As stated on the official WHO website that around 100 vaccines are in the making, there is still not so much hope for any one of them being available by the end of this year. Running in the top 5 races is Russia developed vaccine Sputnik V which is said to be in its final trial but so far has not proven to be that much effective, then we have an Indian biotech company, Bharat Biotech in the third trial phase of its vaccine called COVAXIN. All of these vaccine trials do give certain hope to the people.
The effect on the livelihood that this worldwide endemic has brought is similar everywhere, where the unorganized sector has
taken the biggest hit. As the unorganized sector contains most of the less skilled labor, many lost not only their jobs but also the places that they lived in. India saw a mass reverse migration.
The government of India (GOI) helped by increasing the number of guaranteed labor days under MNREGA, which released the stress of people to some level. Then countries like New Zealand, the US, and even India initiated providing direct benefit transfers to people, to support them through cash transfers.

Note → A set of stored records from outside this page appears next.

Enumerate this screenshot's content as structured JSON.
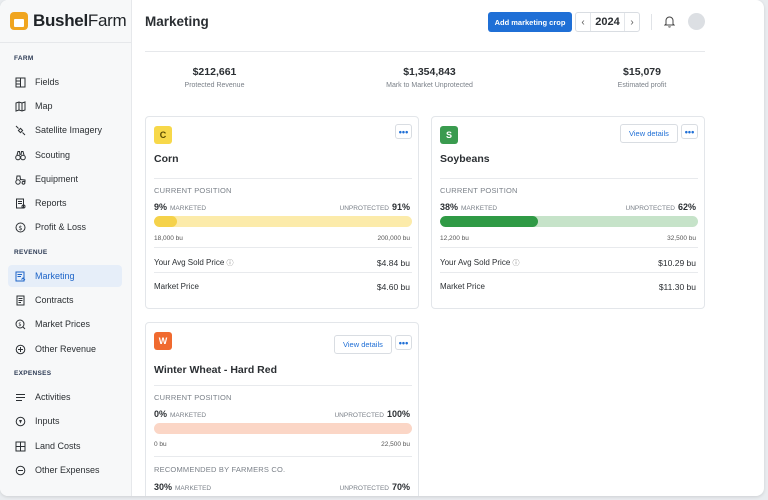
{
  "app": {
    "brand_bold": "Bushel",
    "brand_light": "Farm"
  },
  "sidebar": {
    "farm_header": "FARM",
    "farm_items": [
      {
        "label": "Fields",
        "icon": "fields-icon"
      },
      {
        "label": "Map",
        "icon": "map-icon"
      },
      {
        "label": "Satellite Imagery",
        "icon": "satellite-icon"
      },
      {
        "label": "Scouting",
        "icon": "binoculars-icon"
      },
      {
        "label": "Equipment",
        "icon": "tractor-icon"
      },
      {
        "label": "Reports",
        "icon": "report-icon"
      },
      {
        "label": "Profit & Loss",
        "icon": "dollar-icon"
      }
    ],
    "revenue_header": "REVENUE",
    "revenue_items": [
      {
        "label": "Marketing",
        "icon": "marketing-icon",
        "active": true
      },
      {
        "label": "Contracts",
        "icon": "contract-icon"
      },
      {
        "label": "Market Prices",
        "icon": "price-tag-icon"
      },
      {
        "label": "Other Revenue",
        "icon": "revenue-icon"
      }
    ],
    "expenses_header": "EXPENSES",
    "expense_items": [
      {
        "label": "Activities",
        "icon": "activities-icon"
      },
      {
        "label": "Inputs",
        "icon": "inputs-icon"
      },
      {
        "label": "Land Costs",
        "icon": "land-icon"
      },
      {
        "label": "Other Expenses",
        "icon": "expense-icon"
      }
    ]
  },
  "header": {
    "title": "Marketing",
    "add_button": "Add marketing crop",
    "year": "2024"
  },
  "summary": [
    {
      "value": "$212,661",
      "label": "Protected Revenue"
    },
    {
      "value": "$1,354,843",
      "label": "Mark to Market Unprotected"
    },
    {
      "value": "$15,079",
      "label": "Estimated profit"
    }
  ],
  "cards": {
    "corn": {
      "badge": "C",
      "badge_color": "#f7d84a",
      "name": "Corn",
      "current_position": "CURRENT POSITION",
      "marketed_pct": "9%",
      "marketed_label": "MARKETED",
      "unprotected_label": "UNPROTECTED",
      "unprotected_pct": "91%",
      "marketed_fraction": 0.09,
      "bar_color": "#f5d24a",
      "track_color": "#fcebaa",
      "bu_marketed": "18,000 bu",
      "bu_total": "200,000 bu",
      "avg_label": "Your Avg Sold Price",
      "avg_value": "$4.84 bu",
      "market_label": "Market Price",
      "market_value": "$4.60 bu"
    },
    "soybeans": {
      "badge": "S",
      "badge_color": "#3a9b4f",
      "name": "Soybeans",
      "view_details": "View details",
      "current_position": "CURRENT POSITION",
      "marketed_pct": "38%",
      "marketed_label": "MARKETED",
      "unprotected_label": "UNPROTECTED",
      "unprotected_pct": "62%",
      "marketed_fraction": 0.38,
      "bar_color": "#2f9a45",
      "track_color": "#c6e3c9",
      "bu_marketed": "12,200 bu",
      "bu_total": "32,500 bu",
      "avg_label": "Your Avg Sold Price",
      "avg_value": "$10.29 bu",
      "market_label": "Market Price",
      "market_value": "$11.30 bu"
    },
    "wheat": {
      "badge": "W",
      "badge_color": "#f06a2f",
      "name": "Winter Wheat - Hard Red",
      "view_details": "View details",
      "current_position": "CURRENT POSITION",
      "marketed_pct": "0%",
      "marketed_label": "MARKETED",
      "unprotected_label": "UNPROTECTED",
      "unprotected_pct": "100%",
      "marketed_fraction": 0,
      "track_color": "#fbd6c6",
      "bu_marketed": "0 bu",
      "bu_total": "22,500 bu",
      "recommended": "RECOMMENDED BY FARMERS CO.",
      "rec_marketed_pct": "30%",
      "rec_marketed_label": "MARKETED",
      "rec_unprotected_label": "UNPROTECTED",
      "rec_unprotected_pct": "70%"
    }
  }
}
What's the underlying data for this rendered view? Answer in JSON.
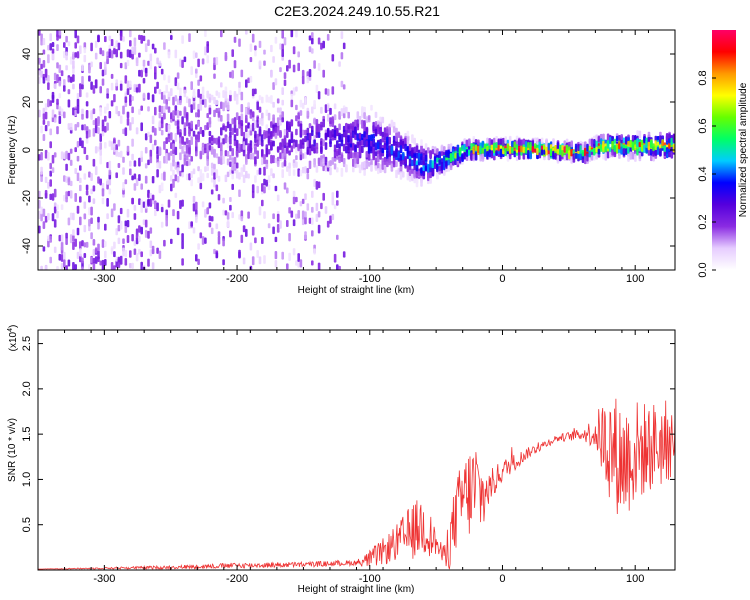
{
  "title": "C2E3.2024.249.10.55.R21",
  "chart_data": [
    {
      "type": "heatmap",
      "xlabel": "Height of straight line (km)",
      "ylabel": "Frequency (Hz)",
      "xlim": [
        -350,
        130
      ],
      "ylim": [
        -50,
        50
      ],
      "xticks": [
        -300,
        -200,
        -100,
        0,
        100
      ],
      "yticks": [
        -40,
        -20,
        0,
        20,
        40
      ],
      "xtick_labels": [
        "-300",
        "-200",
        "-100",
        "0",
        "100"
      ],
      "ytick_labels": [
        "-40",
        "-20",
        "0",
        "20",
        "40"
      ],
      "ridge": [
        {
          "x": -300,
          "freq": 6,
          "spread": 40,
          "level": 0.08
        },
        {
          "x": -250,
          "freq": 8,
          "spread": 14,
          "level": 0.2
        },
        {
          "x": -200,
          "freq": 6,
          "spread": 12,
          "level": 0.25
        },
        {
          "x": -150,
          "freq": 5,
          "spread": 10,
          "level": 0.28
        },
        {
          "x": -100,
          "freq": 4,
          "spread": 8,
          "level": 0.35
        },
        {
          "x": -80,
          "freq": 0,
          "spread": 6,
          "level": 0.4
        },
        {
          "x": -60,
          "freq": -6,
          "spread": 5,
          "level": 0.45
        },
        {
          "x": -45,
          "freq": -4,
          "spread": 3,
          "level": 0.55
        },
        {
          "x": -30,
          "freq": 0,
          "spread": 2.5,
          "level": 0.65
        },
        {
          "x": 0,
          "freq": 1,
          "spread": 2,
          "level": 0.85
        },
        {
          "x": 45,
          "freq": 0,
          "spread": 2,
          "level": 0.8
        },
        {
          "x": 60,
          "freq": -1,
          "spread": 2,
          "level": 0.8
        },
        {
          "x": 75,
          "freq": 2,
          "spread": 2.5,
          "level": 0.75
        },
        {
          "x": 130,
          "freq": 2,
          "spread": 3,
          "level": 0.7
        }
      ]
    },
    {
      "type": "line",
      "xlabel": "Height of straight line (km)",
      "ylabel": "SNR (10 * v/v)",
      "scale_label": "(x10",
      "scale_exponent": "4",
      "xlim": [
        -350,
        130
      ],
      "ylim": [
        0,
        2.65
      ],
      "xticks": [
        -300,
        -200,
        -100,
        0,
        100
      ],
      "yticks": [
        0.5,
        1.0,
        1.5,
        2.0,
        2.5
      ],
      "xtick_labels": [
        "-300",
        "-200",
        "-100",
        "0",
        "100"
      ],
      "ytick_labels": [
        "0.5",
        "1.0",
        "1.5",
        "2.0",
        "2.5"
      ],
      "color": "#ee3333",
      "series": [
        {
          "name": "SNR",
          "x": [
            -350,
            -300,
            -250,
            -200,
            -150,
            -110,
            -100,
            -90,
            -80,
            -70,
            -60,
            -50,
            -45,
            -40,
            -35,
            -30,
            -20,
            -15,
            -10,
            0,
            20,
            40,
            60,
            70,
            80,
            90,
            100,
            110,
            120,
            130
          ],
          "y": [
            0.01,
            0.02,
            0.03,
            0.05,
            0.06,
            0.08,
            0.12,
            0.2,
            0.3,
            0.4,
            0.5,
            0.3,
            0.15,
            0.3,
            0.6,
            0.8,
            0.9,
            0.8,
            0.9,
            1.1,
            1.3,
            1.45,
            1.5,
            1.52,
            1.4,
            1.2,
            1.3,
            1.35,
            1.4,
            1.45
          ],
          "noise": [
            0.0,
            0.01,
            0.02,
            0.03,
            0.03,
            0.03,
            0.1,
            0.15,
            0.2,
            0.3,
            0.35,
            0.15,
            0.1,
            0.3,
            0.4,
            0.45,
            0.6,
            0.4,
            0.2,
            0.12,
            0.06,
            0.04,
            0.06,
            0.2,
            0.6,
            0.7,
            0.6,
            0.5,
            0.5,
            0.4
          ]
        }
      ]
    }
  ],
  "colorbar": {
    "label": "Normalized spectral amplitude",
    "range": [
      0,
      1
    ],
    "ticks": [
      0.0,
      0.2,
      0.4,
      0.6,
      0.8
    ],
    "tick_labels": [
      "0.0",
      "0.2",
      "0.4",
      "0.6",
      "0.8"
    ],
    "colors": [
      "#ffffff",
      "#e6ccff",
      "#8a2be2",
      "#5500dd",
      "#0000ff",
      "#00ccff",
      "#00ff66",
      "#66ff00",
      "#ffff00",
      "#ff9900",
      "#ff0000",
      "#ff0066"
    ]
  }
}
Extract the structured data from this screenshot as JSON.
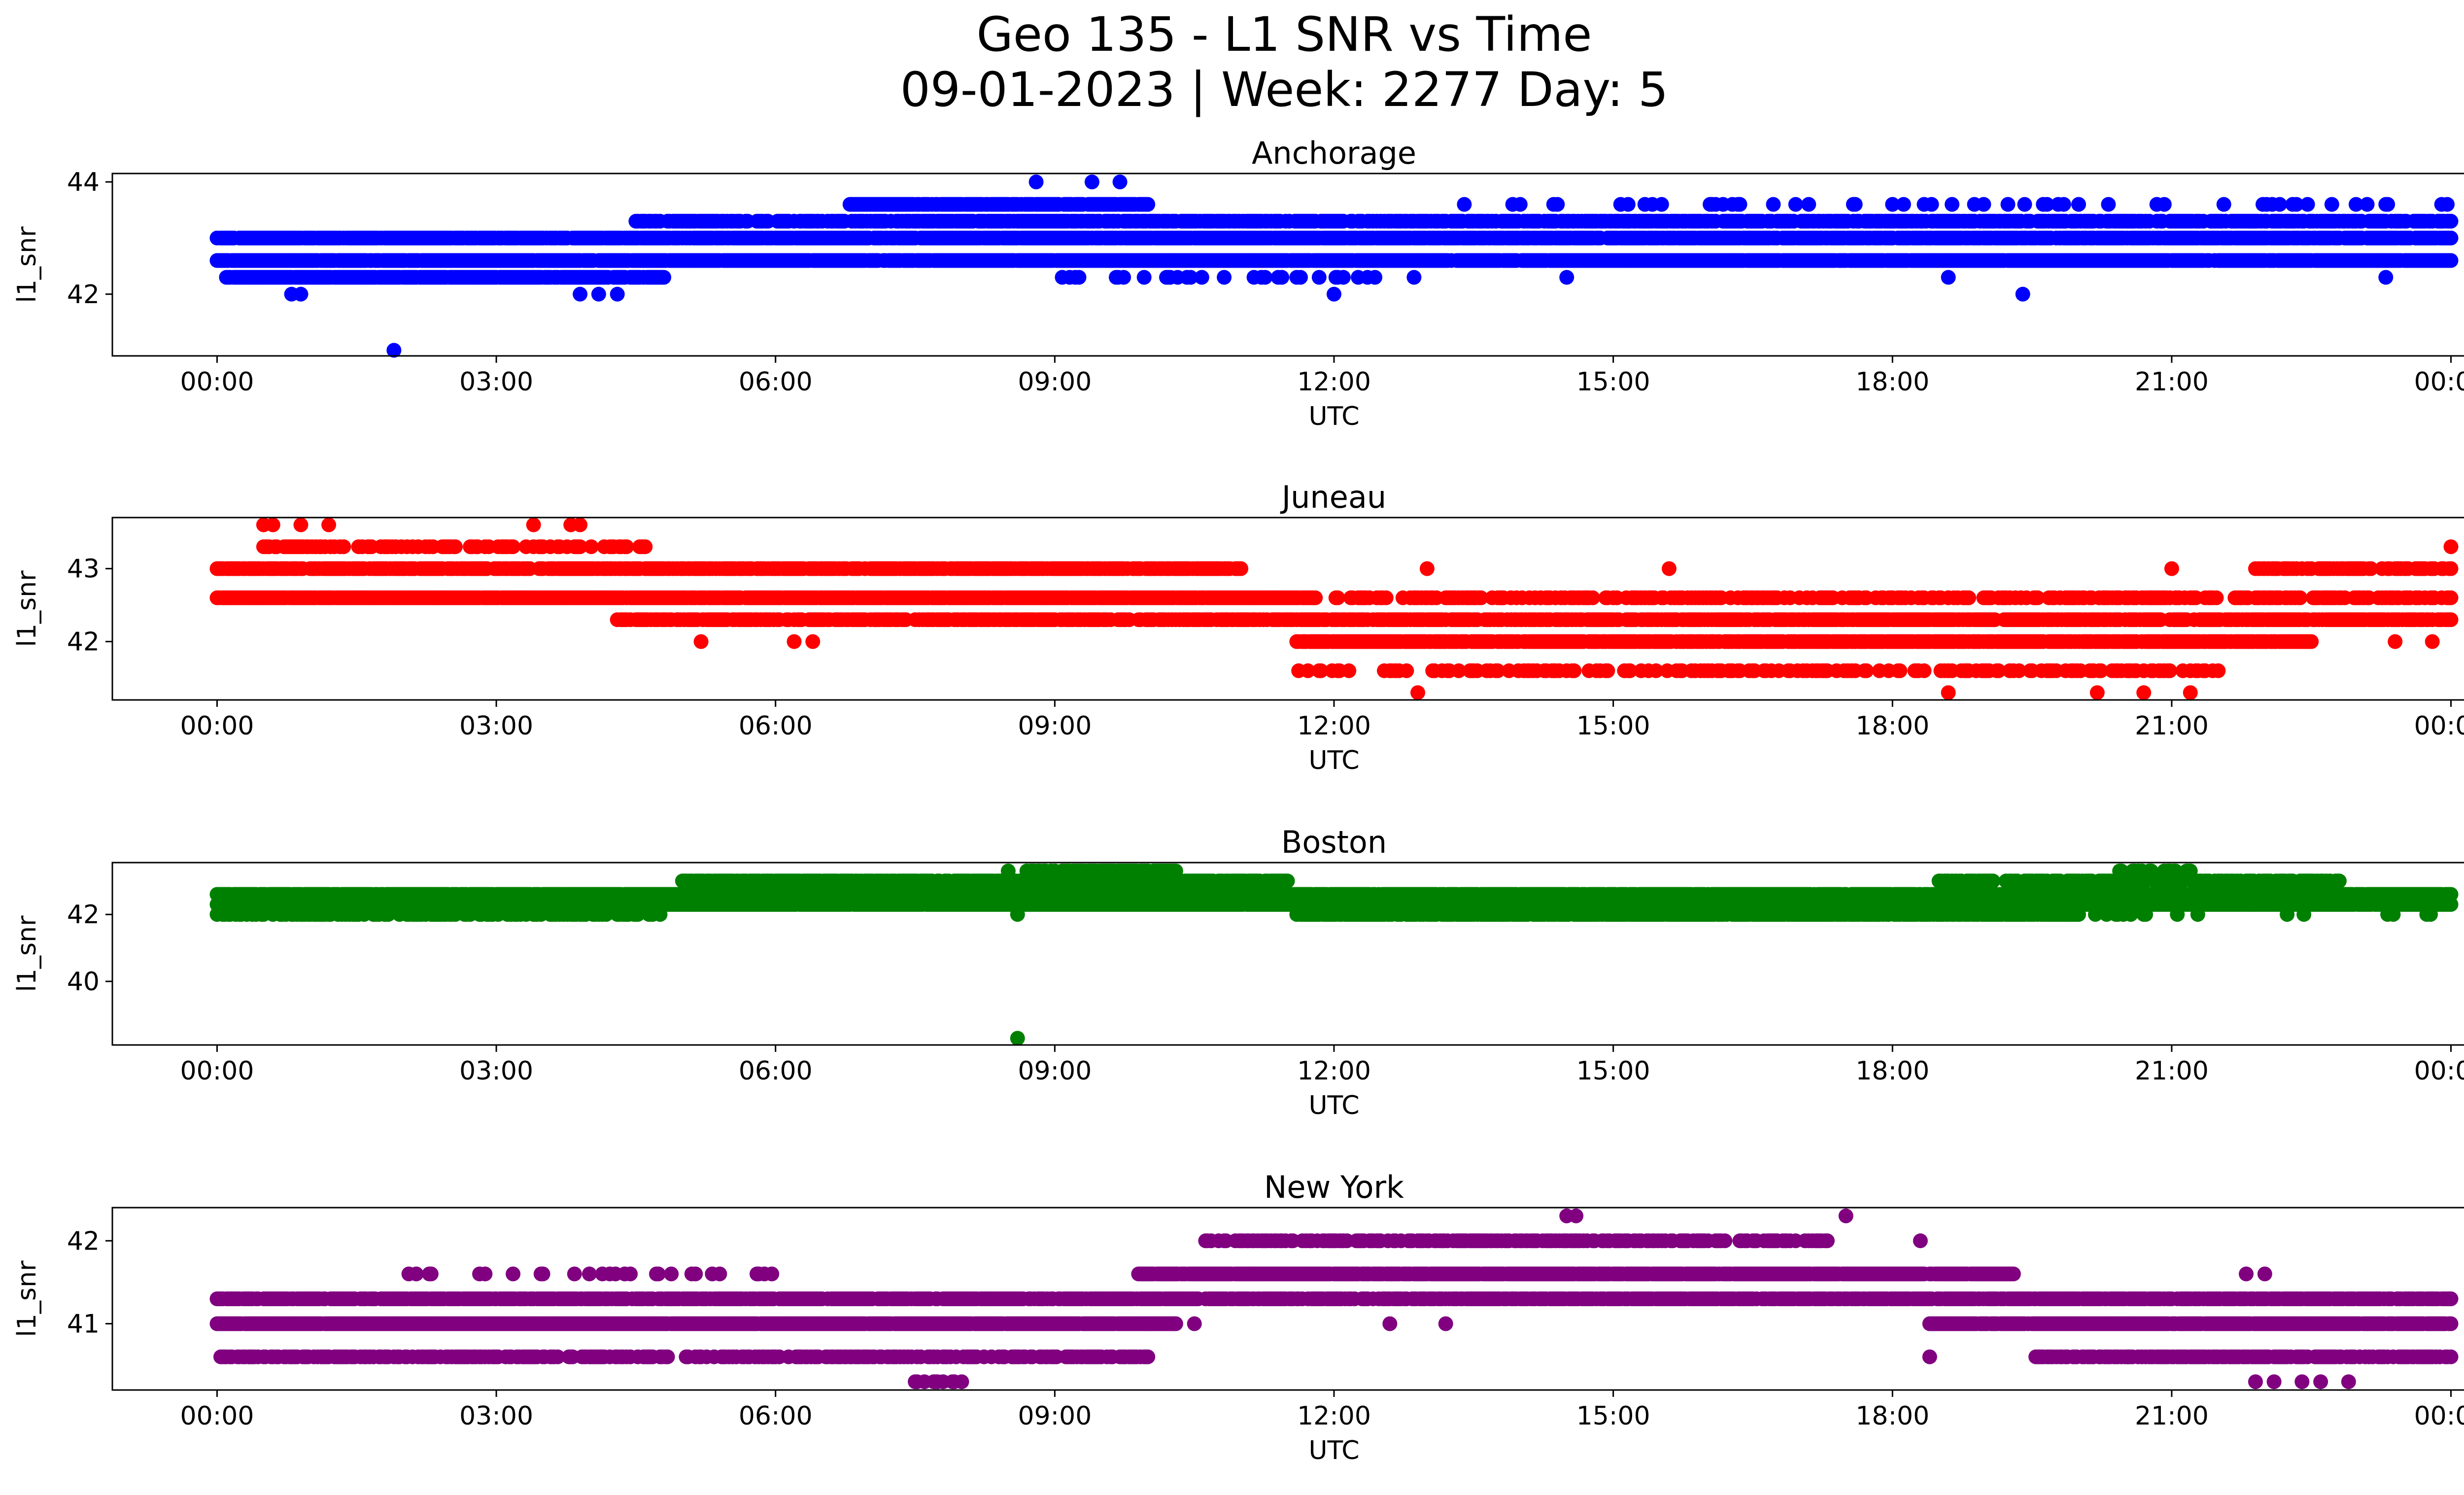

Educational institutions have taken online classes as the new normal, as the opening of schools and colleges, in India, has been left on the state government by the central government.
India also chimed in with MHRD launching online portals like DIKSHA, which acted as a common national digital infrastructure for teachers to communicate with their students. With a graded approach, many countries like Sweden, New Zealand, South Korea, and a dozen more opened schools with full safety.
It has to be seen that after the release of the official vaccine for Covid-19, how various governments decide the distribution manner in between the most vulnerable section to the least vulnerable ones. All in all, the only thing to understand is that following a safe, secure and sanitized life is the only option we have got for now.